In an effort to address these present limitations of tinyML, a trio of researchers at VERSES has developed a smart, agent-based system capable of on-device perception and planning that incorporates active inference to enhance adaptability. Their approach extends beyond standard deep learning capabilities to allow for real-time planning in dynamic environments with a compact model size.
While advances in deep learning have improved sensing capabilities, the adaptability of these models remains limited, particularly when scaled down for resource-constrained edge devices. Active sensing, which requires integrated perception and planning, remains a challenge under such constraints. Active inference, a paradigm rooted in probabilistic principles and the first principles of physics, offers a promising alternative.
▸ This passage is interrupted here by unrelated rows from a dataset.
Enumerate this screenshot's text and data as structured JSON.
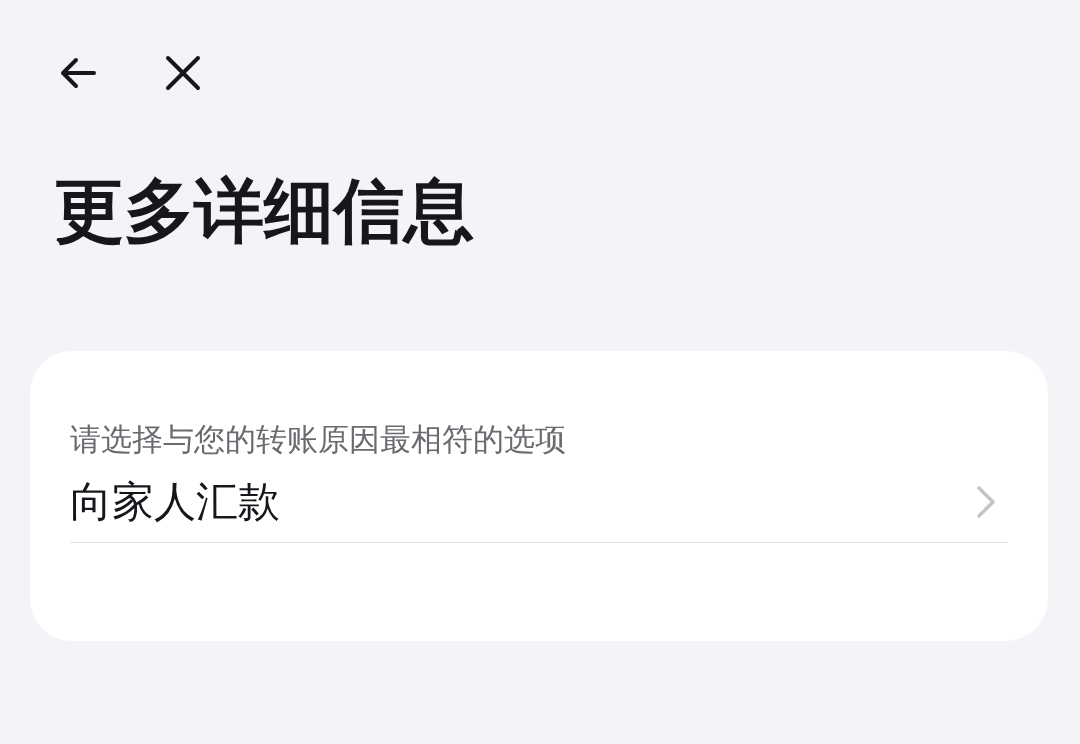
{
  "title": "更多详细信息",
  "field": {
    "label": "请选择与您的转账原因最相符的选项",
    "value": "向家人汇款"
  }
}
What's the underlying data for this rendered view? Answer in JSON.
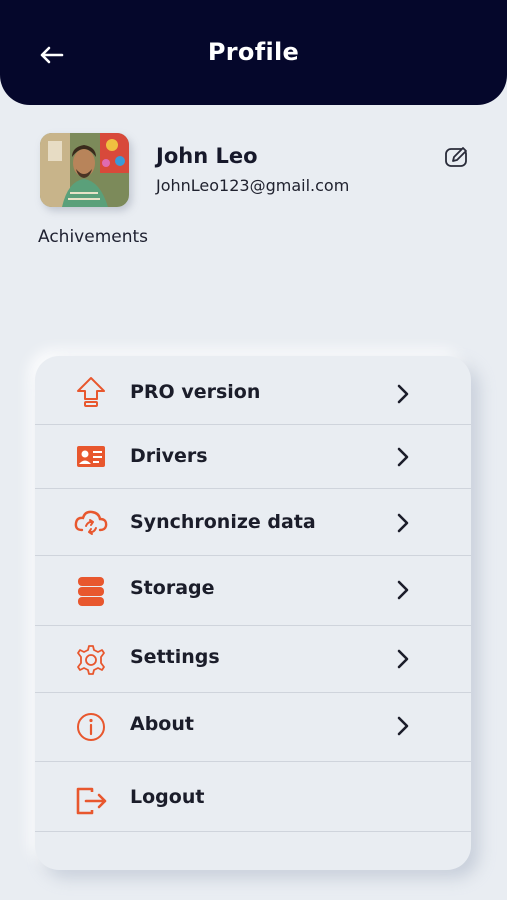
{
  "header": {
    "title": "Profile",
    "back_icon": "arrow-left-icon",
    "background": "#05072b"
  },
  "profile": {
    "name": "John Leo",
    "email": "JohnLeo123@gmail.com",
    "avatar": "user-photo",
    "edit_icon": "edit-pencil-icon"
  },
  "achievements_label": "Achivements",
  "menu": {
    "accent_color": "#e8572e",
    "items": [
      {
        "label": "PRO version",
        "icon": "upload-arrow-icon",
        "chevron": true
      },
      {
        "label": "Drivers",
        "icon": "id-card-icon",
        "chevron": true
      },
      {
        "label": "Synchronize data",
        "icon": "cloud-sync-icon",
        "chevron": true
      },
      {
        "label": "Storage",
        "icon": "database-icon",
        "chevron": true
      },
      {
        "label": "Settings",
        "icon": "gear-icon",
        "chevron": true
      },
      {
        "label": "About",
        "icon": "info-icon",
        "chevron": true
      },
      {
        "label": "Logout",
        "icon": "logout-icon",
        "chevron": false
      }
    ]
  }
}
By modeling uncertainty and environmental dynamics, active inference enables smart systems to learn continuously and make adaptive decisions. Unlike cloud-dependent solutions, this approach supports real-time perception and planning on edge devices, ensuring low-latency responses and enhanced data privacy.
The team’s system was demonstrated through the creation and deployment of a “saccade agent” on an IoT camera with pan-and-tilt functionality, which was powered by an NVIDIA Jetson Orin Nano NX. The system integrates an object detection module for perception with an active inference-based planning module to adapt to the environment dynamically. The agent strategically controls a camera for optimized information gathering.
Saccading, a process akin to the human visual system’s ability to focus dynamically on key details, is a crucial component of active visual sensing. This innate capability enables organisms — and now artificial systems — to adapt to changing environments by selectively gathering important information.
The researchers’ work highlights the growing potential for edge-based adaptive systems in real-world applications that demand both efficiency and precision. By mimicking human-like saccadic motion, the agent demonstrated its ability to focus on the most important details in dynamic environments, paving the way for advancements in a number of fields, such as aerial search-and-rescue, sports event tracking, and smart city surveillance. This work marks a meaningful step forward in bridging the gap between AI-powered perception and practical, on-device decision-making.